Если бы люди хотя бы подразделялись на виды, как все прочие твари, если бы они имели разнообразные обличья, в зависимости от склонностей, от своей свирепости или кротости, как другие животные! Если бы были некие определенные отличительные признаки для человека жестокого, для убийцы, подобно тому, как мы по виду можем отличить от других зверей тигра или гиену. Если бы было свое обличье у вора, у ростовщика, у скупца, как есть оно у коршуна, у волка, у лисицы: было бы во всяком случае нетрудно узнать своих; мы бы знали, кого любим, и могли бы избежать всех дурных; их ничего бы не стоило прогнать и отвадить; мы ведь убегаем от пантеры и медведя и устраиваем на них охоту. И мы любим собаку, оленя, овечку.
Торговец – читай вор
Бедняка, который из нужды крадет какой-нибудь пустяк, отправляют на каторгу; вместе с тем у торговцев есть все привилегии: они пооткрывали лавки вдоль всех дорог, чтобы обирать случайно забредших прохожих. У этих воров нет ни ключей, ни отмычек, зато к их услугам весы, приходо-расходные книги, розничные цены, и каждый, кто уходит от них, неминуемо думает: меня обокрали! Эти воры греют руки на мелочах, и в конце концов становятся собственниками, как они сами себя величают, – собственниками-наглецами!
При малейших политических неурядицах они собираются вместе и вооружаются, вопят, что начался грабеж, и отправляются резать всех, в ком есть великодушие и кто восстает против тирании.
Тупоголовые маклаки! Вам ли толковать о собственности и унижать, называя ворами, порядочных людей, которых вы разорили у своих прилавков! Что ж, защищайте теперь вашу собственность! Мерзкое мужичье! Бежав из деревень, вы поналезли в города, словно тучи воронья или голодные волки, чтобы присосаться к падали! Что ж, защищайте свою собственность!.. Мерзкие стяжатели, что бы вы нажили себе без вашего дикого разбоя? Сколотили бы вы добро, если бы не выдавали латунь за золото, подкрашенную водичку за вино? Отравители!
* * *
Я не верю, что можно разбогатеть, не будучи жестокосердным: человек добросердечный никогда не сколотит состояния.
Чтобы наживаться, надо подчинить себя целиком одной мысли, одной твердой неколебимой цели – желанию накопить огромную кучу золота, а чтобы эта груда росла и росла, надо сделаться ростовщиком, мошенником, бездушным вымогателем и убийцей. Притеснять же преимущественно малых и слабых.
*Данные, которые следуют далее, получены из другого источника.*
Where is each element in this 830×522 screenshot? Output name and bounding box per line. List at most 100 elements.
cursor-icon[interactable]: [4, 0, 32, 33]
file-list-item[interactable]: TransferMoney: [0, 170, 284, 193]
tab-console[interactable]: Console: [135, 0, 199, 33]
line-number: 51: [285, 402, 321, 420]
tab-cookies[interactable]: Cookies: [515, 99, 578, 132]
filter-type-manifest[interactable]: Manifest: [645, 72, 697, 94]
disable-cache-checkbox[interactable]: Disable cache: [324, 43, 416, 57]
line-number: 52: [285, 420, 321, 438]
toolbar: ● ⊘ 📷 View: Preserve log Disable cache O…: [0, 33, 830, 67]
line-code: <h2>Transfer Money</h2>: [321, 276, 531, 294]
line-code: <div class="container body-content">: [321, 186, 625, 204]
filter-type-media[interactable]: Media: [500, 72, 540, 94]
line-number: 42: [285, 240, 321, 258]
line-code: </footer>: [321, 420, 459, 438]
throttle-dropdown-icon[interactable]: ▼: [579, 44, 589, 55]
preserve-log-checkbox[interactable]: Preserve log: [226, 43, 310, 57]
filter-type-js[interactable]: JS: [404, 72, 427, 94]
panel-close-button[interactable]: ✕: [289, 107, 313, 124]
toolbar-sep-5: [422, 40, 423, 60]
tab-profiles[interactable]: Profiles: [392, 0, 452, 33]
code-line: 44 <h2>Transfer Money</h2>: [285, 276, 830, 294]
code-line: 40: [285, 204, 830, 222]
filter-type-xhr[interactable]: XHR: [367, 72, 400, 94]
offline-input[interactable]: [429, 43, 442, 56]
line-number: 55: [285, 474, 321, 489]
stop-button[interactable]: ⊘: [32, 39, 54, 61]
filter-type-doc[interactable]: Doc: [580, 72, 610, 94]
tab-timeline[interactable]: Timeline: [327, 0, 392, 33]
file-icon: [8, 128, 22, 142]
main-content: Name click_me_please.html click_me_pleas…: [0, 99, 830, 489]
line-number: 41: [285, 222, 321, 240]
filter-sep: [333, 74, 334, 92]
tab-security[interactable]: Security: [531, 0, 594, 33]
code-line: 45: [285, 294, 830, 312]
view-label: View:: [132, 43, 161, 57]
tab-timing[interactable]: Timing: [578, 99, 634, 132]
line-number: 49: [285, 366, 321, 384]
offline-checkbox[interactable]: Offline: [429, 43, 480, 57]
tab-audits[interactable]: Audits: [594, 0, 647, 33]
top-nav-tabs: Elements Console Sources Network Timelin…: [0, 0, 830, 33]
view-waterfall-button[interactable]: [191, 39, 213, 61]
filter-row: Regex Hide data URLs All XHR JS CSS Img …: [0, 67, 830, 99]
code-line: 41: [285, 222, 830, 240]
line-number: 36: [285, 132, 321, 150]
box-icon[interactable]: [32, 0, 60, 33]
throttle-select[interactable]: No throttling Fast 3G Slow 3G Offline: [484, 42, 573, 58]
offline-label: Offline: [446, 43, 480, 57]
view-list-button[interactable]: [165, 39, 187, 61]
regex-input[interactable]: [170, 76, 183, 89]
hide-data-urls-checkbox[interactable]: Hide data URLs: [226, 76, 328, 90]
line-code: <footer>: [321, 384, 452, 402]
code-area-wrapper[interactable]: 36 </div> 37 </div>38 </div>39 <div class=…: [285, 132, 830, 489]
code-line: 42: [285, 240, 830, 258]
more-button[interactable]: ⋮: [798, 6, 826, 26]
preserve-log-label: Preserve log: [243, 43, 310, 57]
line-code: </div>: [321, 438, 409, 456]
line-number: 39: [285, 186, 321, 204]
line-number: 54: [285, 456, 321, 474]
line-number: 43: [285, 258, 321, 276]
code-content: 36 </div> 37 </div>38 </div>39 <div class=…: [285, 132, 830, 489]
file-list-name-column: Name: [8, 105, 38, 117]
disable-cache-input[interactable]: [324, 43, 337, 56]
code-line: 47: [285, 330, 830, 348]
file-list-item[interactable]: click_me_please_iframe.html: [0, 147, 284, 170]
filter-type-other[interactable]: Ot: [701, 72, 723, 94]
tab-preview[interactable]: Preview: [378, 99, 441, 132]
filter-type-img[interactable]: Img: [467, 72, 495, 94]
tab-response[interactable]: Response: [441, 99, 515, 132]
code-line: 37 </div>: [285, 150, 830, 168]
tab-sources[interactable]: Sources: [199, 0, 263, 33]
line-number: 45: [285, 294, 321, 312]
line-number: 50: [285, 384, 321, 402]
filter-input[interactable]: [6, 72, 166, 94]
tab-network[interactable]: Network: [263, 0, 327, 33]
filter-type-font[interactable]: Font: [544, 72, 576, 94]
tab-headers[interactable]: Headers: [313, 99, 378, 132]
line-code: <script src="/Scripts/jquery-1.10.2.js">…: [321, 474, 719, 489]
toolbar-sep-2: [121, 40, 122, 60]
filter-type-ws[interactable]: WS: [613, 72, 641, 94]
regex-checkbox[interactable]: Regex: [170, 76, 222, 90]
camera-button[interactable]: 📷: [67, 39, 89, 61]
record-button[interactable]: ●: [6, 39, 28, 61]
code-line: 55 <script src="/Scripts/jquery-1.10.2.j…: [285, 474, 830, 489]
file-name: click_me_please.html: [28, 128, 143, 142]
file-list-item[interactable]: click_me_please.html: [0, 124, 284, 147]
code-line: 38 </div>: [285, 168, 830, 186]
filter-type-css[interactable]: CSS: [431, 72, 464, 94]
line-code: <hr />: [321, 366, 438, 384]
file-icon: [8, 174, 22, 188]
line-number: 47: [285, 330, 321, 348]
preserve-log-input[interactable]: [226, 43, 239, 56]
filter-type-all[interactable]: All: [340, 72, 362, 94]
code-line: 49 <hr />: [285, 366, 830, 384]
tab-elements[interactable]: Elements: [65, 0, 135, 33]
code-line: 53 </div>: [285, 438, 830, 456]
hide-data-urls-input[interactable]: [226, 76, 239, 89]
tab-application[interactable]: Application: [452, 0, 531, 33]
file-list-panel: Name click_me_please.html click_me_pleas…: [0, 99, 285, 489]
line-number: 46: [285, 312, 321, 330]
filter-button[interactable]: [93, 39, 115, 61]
А когда золотая гора навалена, то можно на нее залезть и, стоя на ее вершине с улыбкой на губах, обозревать юдоль обездоленных по вашей же милости.
* * *
Негоциант разоряет купца, купец разоряет скупщика, скупщик разоряет мастера, мастер разоряет работника, а работник мрет с голоду.
Благоденствует не тот, кто трудится, а тот, кто наживается на труде других.
На книжечке были нацарапаны стихи, которые, я полагаю, им и сложены, ибо не припомню, чтобы мне приходилось прежде где-либо их читать.
Некоему торговцу моралью
Не стану вдаваться в рассуждения о смертной казни, и без меня немало красноречивых голосов, начиная с Беккарии, осуждали ее: но я возмущен и я призываю хулу на голову свидетеля обвинения, я заклеймлю его позором. Мыслимое ли это дело – стать свидетелем обвинения?… Какой ужас! Только среди людей можно найти подобных чудовищ! Возможна ли более утонченная, более изысканная жестокость, чем институт свидетелей обвинения?
* * *
В Париже существует два притона: притон воров и притон убийц; воры укрылись на Бирже, убийцы – во Дворце Правосудия!